Récemment j’ai écrit un petit billet sur un clavier additionnel et pratique, cf. urbanbike | Quelle touche déjà pour tel ou tel caractère sous iOS ? mais l’idée initiale était de voir ce que Projects était devenu. J’avais découvert cette application naguère, un œil sur ce billet de 2010 — urbanbike | Projects sur iPhone — en déplorant par la suite ne pas le trouver sur iPad.
C’est chose faite avec la version 2 qui tourne aussi bien sur iPad que sous iPhone, échangeant même leurs données via iCloud.

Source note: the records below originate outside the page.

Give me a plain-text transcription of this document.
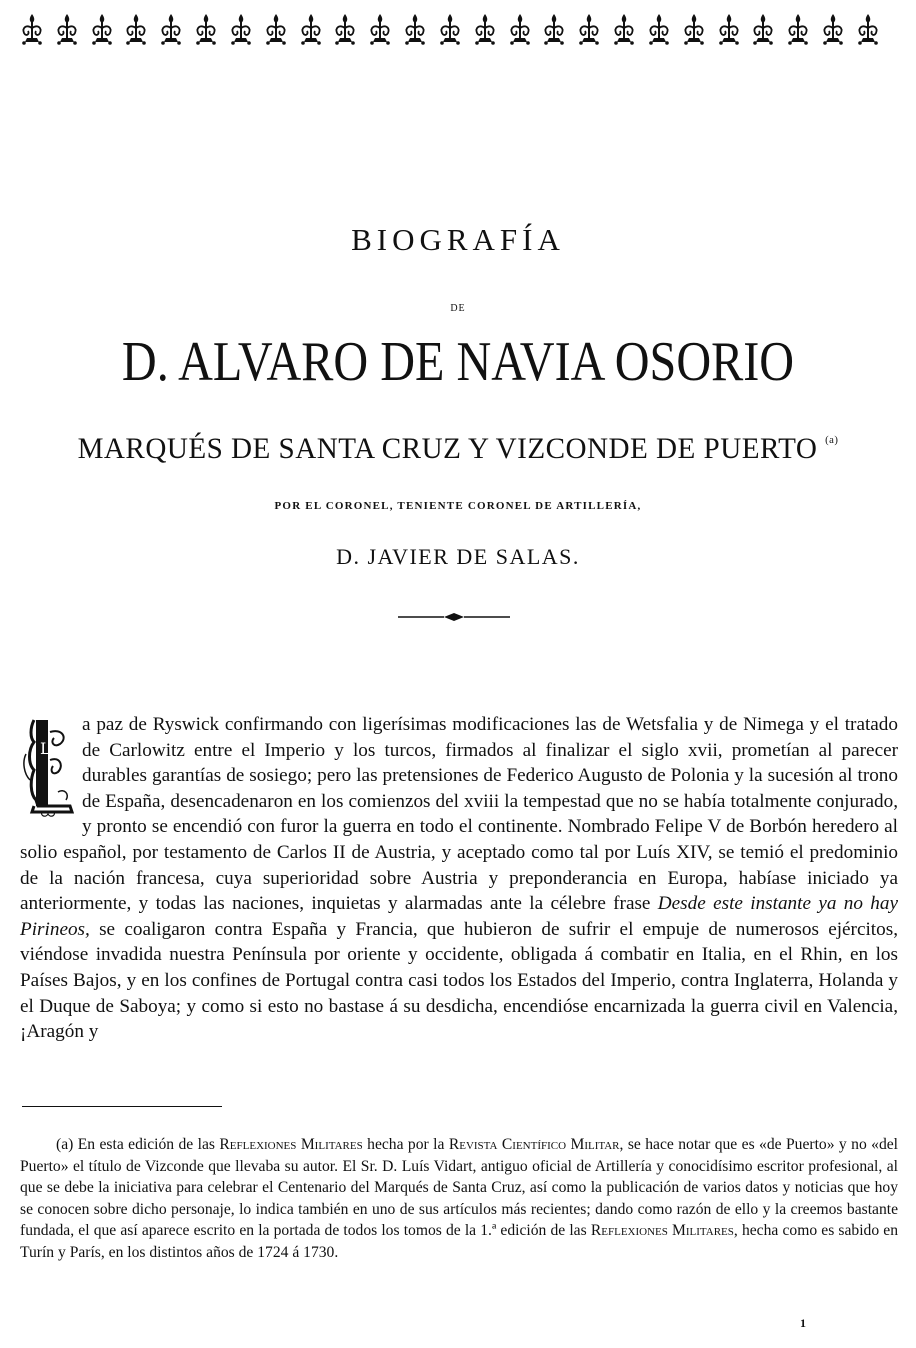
BIOGRAFÍA
DE
D. ALVARO DE NAVIA OSORIO
MARQUÉS DE SANTA CRUZ Y VIZCONDE DE PUERTO $^{(a)}$
POR EL CORONEL, TENIENTE CORONEL DE ARTILLERÍA,
D. JAVIER DE SALAS.
L
a paz de Ryswick confirmando con ligerísimas modificaciones las de Wetsfalia y de Nimega y el tratado de Carlowitz entre el Imperio y los turcos, firmados al finalizar el siglo xvii, prometían al parecer durables garantías de sosiego; pero las pretensiones de Federico Augusto de Polonia y la sucesión al trono de España, desencadenaron en los comienzos del xviii la tempestad que no se había totalmente conjurado, y pronto se encendió con furor la guerra en todo el continente. Nombrado Felipe V de Borbón heredero al solio español, por testamento de Carlos II de Austria, y aceptado como tal por Luís XIV, se temió el predominio de la nación francesa, cuya superioridad sobre Austria y preponderancia en Europa, habíase iniciado ya anteriormente, y todas las naciones, inquietas y alarmadas ante la célebre frase Desde este instante ya no hay Pirineos, se coaligaron contra España y Francia, que hubieron de sufrir el empuje de numerosos ejércitos, viéndose invadida nuestra Península por oriente y occidente, obligada á combatir en Italia, en el Rhin, en los Países Bajos, y en los confines de Portugal contra casi todos los Estados del Imperio, contra Inglaterra, Holanda y el Duque de Saboya; y como si esto no bastase á su desdicha, encendióse encarnizada la guerra civil en Valencia, ¡Aragón y
(a) En esta edición de las Reflexiones Militares hecha por la Revista Científico Militar, se hace notar que es «de Puerto» y no «del Puerto» el título de Vizconde que llevaba su autor. El Sr. D. Luís Vidart, antiguo oficial de Artillería y conocidísimo escritor profesional, al que se debe la iniciativa para celebrar el Centenario del Marqués de Santa Cruz, así como la publicación de varios datos y noticias que hoy se conocen sobre dicho personaje, lo indica también en uno de sus artículos más recientes; dando como razón de ello y la creemos bastante fundada, el que así aparece escrito en la portada de todos los tomos de la 1.ª edición de las Reflexiones Militares, hecha como es sabido en Turín y París, en los distintos años de 1724 á 1730.
1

Mais avant de vous lancer dans l’acquisition de l’application, sachez qu’il existe une version light et gratuite, Projets 2 LT ⚑, pour se mettre sous les doigts l’application et ses fonctionnalités (certes limitées pour cette version LT).
À quoi sert ce type de produit ?
Pour tous les projets qui nécessitent de multiples intervenants, pas inutile de planifier le moment précis de leur intervention ou de prendre en compte leurs rares disponibilités. l’un des termes consacrés est le mot retro-planning.

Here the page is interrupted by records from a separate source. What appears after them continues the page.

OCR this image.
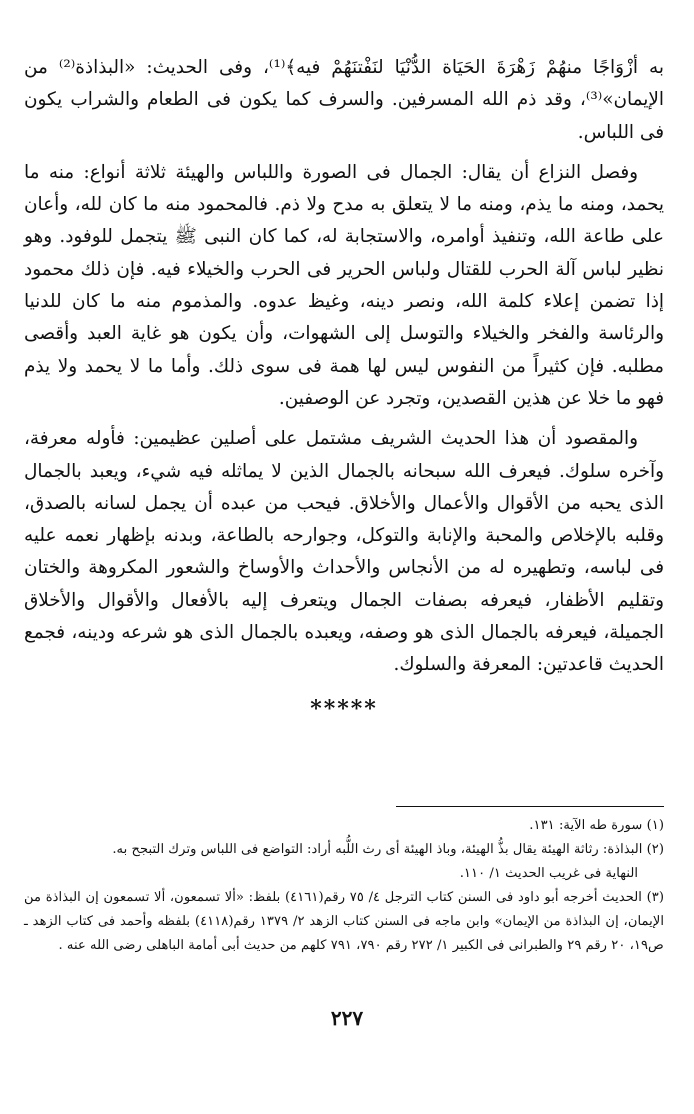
به أزْوَاجًا منهُمْ زَهْرَةَ الحَيَاة الدُّنْيَا لنَفْتنَهُمْ فيه﴾⁽¹⁾، وفى الحديث: «البذاذة⁽²⁾ من الإيمان»⁽³⁾، وقد ذم الله المسرفين. والسرف كما يكون فى الطعام والشراب يكون فى اللباس.

وفصل النزاع أن يقال: الجمال فى الصورة واللباس والهيئة ثلاثة أنواع: منه ما يحمد، ومنه ما يذم، ومنه ما لا يتعلق به مدح ولا ذم. فالمحمود منه ما كان لله، وأعان على طاعة الله، وتنفيذ أوامره، والاستجابة له، كما كان النبى ﷺ يتجمل للوفود. وهو نظير لباس آلة الحرب للقتال ولباس الحرير فى الحرب والخيلاء فيه. فإن ذلك محمود إذا تضمن إعلاء كلمة الله، ونصر دينه، وغيظ عدوه. والمذموم منه ما كان للدنيا والرئاسة والفخر والخيلاء والتوسل إلى الشهوات، وأن يكون هو غاية العبد وأقصى مطلبه. فإن كثيراً من النفوس ليس لها همة فى سوى ذلك. وأما ما لا يحمد ولا يذم فهو ما خلا عن هذين القصدين، وتجرد عن الوصفين.

والمقصود أن هذا الحديث الشريف مشتمل على أصلين عظيمين: فأوله معرفة، وآخره سلوك. فيعرف الله سبحانه بالجمال الذين لا يماثله فيه شيء، ويعبد بالجمال الذى يحبه من الأقوال والأعمال والأخلاق. فيحب من عبده أن يجمل لسانه بالصدق، وقلبه بالإخلاص والمحبة والإنابة والتوكل، وجوارحه بالطاعة، وبدنه بإظهار نعمه عليه فى لباسه، وتطهيره له من الأنجاس والأحداث والأوساخ والشعور المكروهة والختان وتقليم الأظفار، فيعرفه بصفات الجمال ويتعرف إليه بالأفعال والأقوال والأخلاق الجميلة، فيعرفه بالجمال الذى هو وصفه، ويعبده بالجمال الذى هو شرعه ودينه، فجمع الحديث قاعدتين: المعرفة والسلوك.

*****

(١) سورة طه الآية: ١٣١.

(٢) البذاذة: رثاثة الهيئة يقال بذُّ الهيئة، وباذ الهيئة أى رث اللُّبه أراد: التواضع فى اللباس وترك التبجح به.

النهاية فى غريب الحديث ١/ ١١٠.

(٣) الحديث أخرجه أبو داود فى السنن كتاب الترجل ٤/ ٧٥ رقم(٤١٦١) بلفظ: «ألا تسمعون، ألا تسمعون إن البذاذة من الإيمان، إن البذاذة من الإيمان» وابن ماجه فى السنن كتاب الزهد ٢/ ١٣٧٩ رقم(٤١١٨) بلفظه وأحمد فى كتاب الزهد ـ ص١٩، ٢٠ رقم ٢٩ والطبرانى فى الكبير ١/ ٢٧٢ رقم ٧٩٠، ٧٩١ كلهم من حديث أبى أمامة الباهلى رضى الله عنه .

٢٢٧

- Je n’ai pas l’intention d’acquérir un frigidaire, de modifier la cuisine ni de la repeindre mais rapide illustration sur un projet basique avec la version LT…!
Les usages sont multiples, du projet domestique de base qui nécessite néanmoins un peu de logistique comme le remplacement d’un frigidaire et en profiter pour repeindre la cuisine à des projets de grande ampleur comme construire un immeuble en passant par la réaménagement d’une boutique dans un temps donné, histoire de ne pas pénaliser trop longtemps cette dernière.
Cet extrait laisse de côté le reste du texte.